Coarse Root Enhancement Increases Soil Organic Carbon While Decreasing Its Stability in a Wetland

Wetland soil organic carbon (SOC) sequestration effectively reduces atmospheric CO2. Fractionating SOC into labile particulate organic carbon (POC) and stable mineral-associated organic carbon (MAOC) is crucial for predicting its stability. Precipitation-induced variations in coarse (>2 mm) and fine (<2 mm) roots are key regulators of SOC stability, but their specific contributions remain unclear. Here, we conducted a 10-year field simulation of precipitation changes (−60%, −40%, 0%, + 40%, + 60%) in a wetland.
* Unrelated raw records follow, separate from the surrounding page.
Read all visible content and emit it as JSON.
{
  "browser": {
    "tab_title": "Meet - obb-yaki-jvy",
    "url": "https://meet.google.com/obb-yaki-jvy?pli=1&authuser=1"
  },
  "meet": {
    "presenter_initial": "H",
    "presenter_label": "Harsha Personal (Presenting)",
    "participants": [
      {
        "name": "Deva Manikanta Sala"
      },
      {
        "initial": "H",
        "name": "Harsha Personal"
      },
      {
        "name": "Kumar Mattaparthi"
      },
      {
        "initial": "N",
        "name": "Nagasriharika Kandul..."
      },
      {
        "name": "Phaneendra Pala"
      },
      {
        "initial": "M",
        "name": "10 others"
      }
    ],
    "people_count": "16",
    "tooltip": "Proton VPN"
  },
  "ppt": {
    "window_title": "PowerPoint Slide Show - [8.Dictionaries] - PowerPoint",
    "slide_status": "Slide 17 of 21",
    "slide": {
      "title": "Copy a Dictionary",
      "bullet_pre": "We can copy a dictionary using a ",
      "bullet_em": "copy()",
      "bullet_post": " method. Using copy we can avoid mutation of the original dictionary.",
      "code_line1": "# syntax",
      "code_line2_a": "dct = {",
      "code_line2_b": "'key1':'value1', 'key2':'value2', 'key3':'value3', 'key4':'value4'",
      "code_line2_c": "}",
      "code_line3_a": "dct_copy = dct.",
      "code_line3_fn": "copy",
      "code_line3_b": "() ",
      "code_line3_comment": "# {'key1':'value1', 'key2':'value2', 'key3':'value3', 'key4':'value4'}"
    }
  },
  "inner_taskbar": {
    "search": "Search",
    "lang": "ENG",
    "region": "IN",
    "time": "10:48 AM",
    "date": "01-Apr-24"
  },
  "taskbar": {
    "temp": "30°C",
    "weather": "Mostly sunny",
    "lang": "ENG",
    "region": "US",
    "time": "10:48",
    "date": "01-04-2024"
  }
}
We found that increased precipitation enhanced Gramineae abundance, thereby increasing coarse-root biomass, while fine roots changed little. Compared to CK, coarse roots directly boosted topsoil POC (+37.4%) and enhanced MAOC (+31.5%) via microbial stimulation. Furthermore, increased coarse-root biomass was associated with greater vertical transport of DOC and nitrate (NO3–), potentially contributing to higher subsoil POC (+218.7%) and MAOC (+17.2%). With increasing precipitation, the MAOC/POC ratio decreased from 1.65 to 1.11 in the topsoil and from 8.73 to 2.66 in the subsoil, suggesting that coarse roots favored POC over MAOC, increasing SOC but reducing its stability. These results provide mechanistic insights into wetland carbon-climate feedbacks under altered precipitation regimes.